A vote on the Medicare package was to take place later in the day. However, House leaders announced that the Medicare vote would be delayed for two days until a new House package would be added to a bill providing relief from the Alternative Minimum Tax (AMT). But when the morning of December 12, 2007 arrived, the Medicare package was no longer going to be part of the AMT bill. It then appeared that the House would consider its own version of Medicare reform as a free-standing bill and the measure would be brought to the House floor for a vote on Wednesday, December 13, 2007. Then, Wednesday night, the House Leadership announced that a vote on the Medicare package would take place the week of December 17, 2007, the last week that Congress was in session before recessing for the Holidays and for the end of the first session. On December 13, 2007, Speaker Nancy Pelosi (D-CA) said, “The House will not be originating a Medicare bill.” This left it up the Senate to go first.
Where are we now in the legislative process? The ESRD provisions in the House-passed Children’s Health and Medicare Protection Act (CHAMP) were not included in the Medicare package that was ultimately approved by the Senate and House and signed into law by the President. Nor did the legislation include an update in the composite rate for this year. What Congress did was delay the scheduled 10 percent reduction in physician reimbursement until June 30, 2008 and extend a number of other primarily rural-based provisions for the same period of time. It also reauthorized through March 2009 and provided additional funding for the Children’s Health Insurance Program.
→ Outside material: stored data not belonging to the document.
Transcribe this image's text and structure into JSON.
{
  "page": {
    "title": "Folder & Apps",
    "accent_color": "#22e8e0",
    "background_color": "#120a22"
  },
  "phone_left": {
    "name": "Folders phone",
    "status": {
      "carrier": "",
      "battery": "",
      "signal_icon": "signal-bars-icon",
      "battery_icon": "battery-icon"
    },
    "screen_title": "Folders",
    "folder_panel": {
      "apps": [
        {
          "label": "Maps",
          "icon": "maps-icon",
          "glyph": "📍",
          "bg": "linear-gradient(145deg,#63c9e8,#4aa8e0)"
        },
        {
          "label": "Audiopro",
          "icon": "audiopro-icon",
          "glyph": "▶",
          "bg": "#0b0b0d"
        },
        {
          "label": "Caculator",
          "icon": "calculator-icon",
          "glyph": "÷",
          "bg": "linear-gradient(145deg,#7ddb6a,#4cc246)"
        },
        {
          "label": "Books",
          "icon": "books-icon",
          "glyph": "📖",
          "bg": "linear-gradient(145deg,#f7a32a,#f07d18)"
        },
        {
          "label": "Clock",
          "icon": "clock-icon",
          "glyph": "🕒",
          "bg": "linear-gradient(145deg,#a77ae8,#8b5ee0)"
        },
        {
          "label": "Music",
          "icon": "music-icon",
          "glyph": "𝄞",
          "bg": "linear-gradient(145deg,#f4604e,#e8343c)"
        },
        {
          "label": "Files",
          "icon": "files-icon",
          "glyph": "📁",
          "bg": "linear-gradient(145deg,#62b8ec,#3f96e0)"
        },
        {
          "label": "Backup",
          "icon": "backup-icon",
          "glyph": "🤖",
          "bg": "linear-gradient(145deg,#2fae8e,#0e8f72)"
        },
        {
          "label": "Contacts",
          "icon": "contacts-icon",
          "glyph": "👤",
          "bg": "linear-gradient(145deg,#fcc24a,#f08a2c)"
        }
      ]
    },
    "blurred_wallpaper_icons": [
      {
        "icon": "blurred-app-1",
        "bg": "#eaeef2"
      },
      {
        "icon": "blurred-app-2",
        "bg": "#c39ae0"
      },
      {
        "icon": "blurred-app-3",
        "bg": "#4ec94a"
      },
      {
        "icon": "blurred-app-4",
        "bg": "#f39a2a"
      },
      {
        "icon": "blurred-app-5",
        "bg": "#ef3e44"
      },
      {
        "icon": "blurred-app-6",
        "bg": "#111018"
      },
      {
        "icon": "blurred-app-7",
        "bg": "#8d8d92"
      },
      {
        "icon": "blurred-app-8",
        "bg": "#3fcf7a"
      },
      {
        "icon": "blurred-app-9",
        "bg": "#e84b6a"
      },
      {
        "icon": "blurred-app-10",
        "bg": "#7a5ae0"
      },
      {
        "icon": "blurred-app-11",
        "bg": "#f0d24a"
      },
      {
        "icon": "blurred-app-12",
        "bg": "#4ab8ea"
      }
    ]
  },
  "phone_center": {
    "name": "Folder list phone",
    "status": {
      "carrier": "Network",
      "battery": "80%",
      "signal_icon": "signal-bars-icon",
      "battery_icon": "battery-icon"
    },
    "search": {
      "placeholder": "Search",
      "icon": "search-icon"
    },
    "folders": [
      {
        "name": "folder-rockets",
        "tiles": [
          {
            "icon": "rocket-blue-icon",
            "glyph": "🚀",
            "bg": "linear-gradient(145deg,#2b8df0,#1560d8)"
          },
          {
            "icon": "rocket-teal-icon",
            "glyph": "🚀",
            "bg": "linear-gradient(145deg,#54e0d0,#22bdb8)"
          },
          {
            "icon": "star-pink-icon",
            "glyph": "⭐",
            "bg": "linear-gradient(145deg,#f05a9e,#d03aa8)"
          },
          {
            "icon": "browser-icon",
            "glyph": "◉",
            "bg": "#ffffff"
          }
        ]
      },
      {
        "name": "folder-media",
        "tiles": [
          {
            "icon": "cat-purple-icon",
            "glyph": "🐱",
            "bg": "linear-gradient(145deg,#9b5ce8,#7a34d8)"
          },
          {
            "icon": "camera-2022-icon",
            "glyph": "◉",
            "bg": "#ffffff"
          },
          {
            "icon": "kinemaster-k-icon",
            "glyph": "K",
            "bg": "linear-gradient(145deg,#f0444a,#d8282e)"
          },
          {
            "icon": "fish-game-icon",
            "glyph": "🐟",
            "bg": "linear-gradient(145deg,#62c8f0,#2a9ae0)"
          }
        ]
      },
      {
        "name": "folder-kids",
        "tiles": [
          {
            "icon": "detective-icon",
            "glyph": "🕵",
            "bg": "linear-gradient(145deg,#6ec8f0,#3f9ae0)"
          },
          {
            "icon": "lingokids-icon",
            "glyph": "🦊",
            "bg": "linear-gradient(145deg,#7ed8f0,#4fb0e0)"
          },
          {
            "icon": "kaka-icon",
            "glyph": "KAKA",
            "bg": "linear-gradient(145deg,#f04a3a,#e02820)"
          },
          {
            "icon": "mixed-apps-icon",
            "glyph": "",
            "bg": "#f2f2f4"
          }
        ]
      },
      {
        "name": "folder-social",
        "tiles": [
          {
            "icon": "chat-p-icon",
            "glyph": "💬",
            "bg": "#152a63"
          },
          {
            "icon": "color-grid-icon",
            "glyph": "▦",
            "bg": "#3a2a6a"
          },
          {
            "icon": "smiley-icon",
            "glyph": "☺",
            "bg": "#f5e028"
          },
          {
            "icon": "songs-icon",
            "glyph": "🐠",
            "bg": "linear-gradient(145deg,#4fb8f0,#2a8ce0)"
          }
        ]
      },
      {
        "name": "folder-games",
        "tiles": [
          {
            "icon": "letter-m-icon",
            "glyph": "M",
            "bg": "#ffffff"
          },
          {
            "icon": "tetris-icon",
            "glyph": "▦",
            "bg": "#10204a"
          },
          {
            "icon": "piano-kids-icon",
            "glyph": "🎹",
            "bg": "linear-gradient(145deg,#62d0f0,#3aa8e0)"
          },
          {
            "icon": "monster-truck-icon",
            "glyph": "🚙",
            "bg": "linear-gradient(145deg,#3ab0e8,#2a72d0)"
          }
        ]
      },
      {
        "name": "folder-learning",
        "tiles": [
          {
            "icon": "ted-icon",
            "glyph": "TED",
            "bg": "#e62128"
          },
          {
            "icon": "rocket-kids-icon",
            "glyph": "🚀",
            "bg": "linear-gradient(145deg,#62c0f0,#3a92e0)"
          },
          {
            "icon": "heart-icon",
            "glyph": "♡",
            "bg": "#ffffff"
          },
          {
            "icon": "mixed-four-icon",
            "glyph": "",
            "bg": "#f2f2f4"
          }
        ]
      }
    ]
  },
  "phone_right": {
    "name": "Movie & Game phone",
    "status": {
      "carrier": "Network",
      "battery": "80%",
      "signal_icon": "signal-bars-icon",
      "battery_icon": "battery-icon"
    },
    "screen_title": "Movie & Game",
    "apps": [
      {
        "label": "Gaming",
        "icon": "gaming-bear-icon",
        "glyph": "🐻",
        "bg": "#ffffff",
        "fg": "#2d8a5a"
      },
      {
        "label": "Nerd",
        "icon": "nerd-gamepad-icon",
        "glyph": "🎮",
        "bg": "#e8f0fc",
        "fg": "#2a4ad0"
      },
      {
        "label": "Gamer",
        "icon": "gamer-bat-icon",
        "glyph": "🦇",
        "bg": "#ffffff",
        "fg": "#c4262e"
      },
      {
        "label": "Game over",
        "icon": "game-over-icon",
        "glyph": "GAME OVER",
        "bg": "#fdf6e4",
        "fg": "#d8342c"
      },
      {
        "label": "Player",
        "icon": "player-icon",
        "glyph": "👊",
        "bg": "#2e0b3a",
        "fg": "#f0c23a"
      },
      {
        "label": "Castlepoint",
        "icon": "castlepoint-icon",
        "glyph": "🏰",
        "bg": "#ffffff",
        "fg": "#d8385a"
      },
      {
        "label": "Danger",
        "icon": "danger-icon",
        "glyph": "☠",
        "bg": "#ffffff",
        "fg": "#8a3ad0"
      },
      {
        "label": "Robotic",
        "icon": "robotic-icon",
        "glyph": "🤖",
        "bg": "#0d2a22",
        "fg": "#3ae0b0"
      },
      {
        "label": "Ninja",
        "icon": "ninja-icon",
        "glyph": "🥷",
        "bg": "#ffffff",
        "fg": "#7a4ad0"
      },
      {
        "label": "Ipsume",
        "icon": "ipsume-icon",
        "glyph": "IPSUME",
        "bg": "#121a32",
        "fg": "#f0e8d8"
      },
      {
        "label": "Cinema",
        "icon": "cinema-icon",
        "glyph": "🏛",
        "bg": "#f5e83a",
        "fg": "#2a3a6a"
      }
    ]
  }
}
By only delaying for six months the reduction in physician reimbursement, Congress virtually guaranteed that another Medicare bill will be considered during the spring of this year. Democratic leaders in the House are taking the position that the Medicare package that was passed last summer as part of the CHAMP Act is still pending, leaving it up to the Senate to produce a Medicare bill. The bottom line is that the current ESRD program will again be debated in Congress this year and that major reform may only be a few months away.
“Future of the Medicare Package Unclear” is published in Dialysis and Transplantation News, Volume 37, Issue 2, Wiley InterScience, February 2008.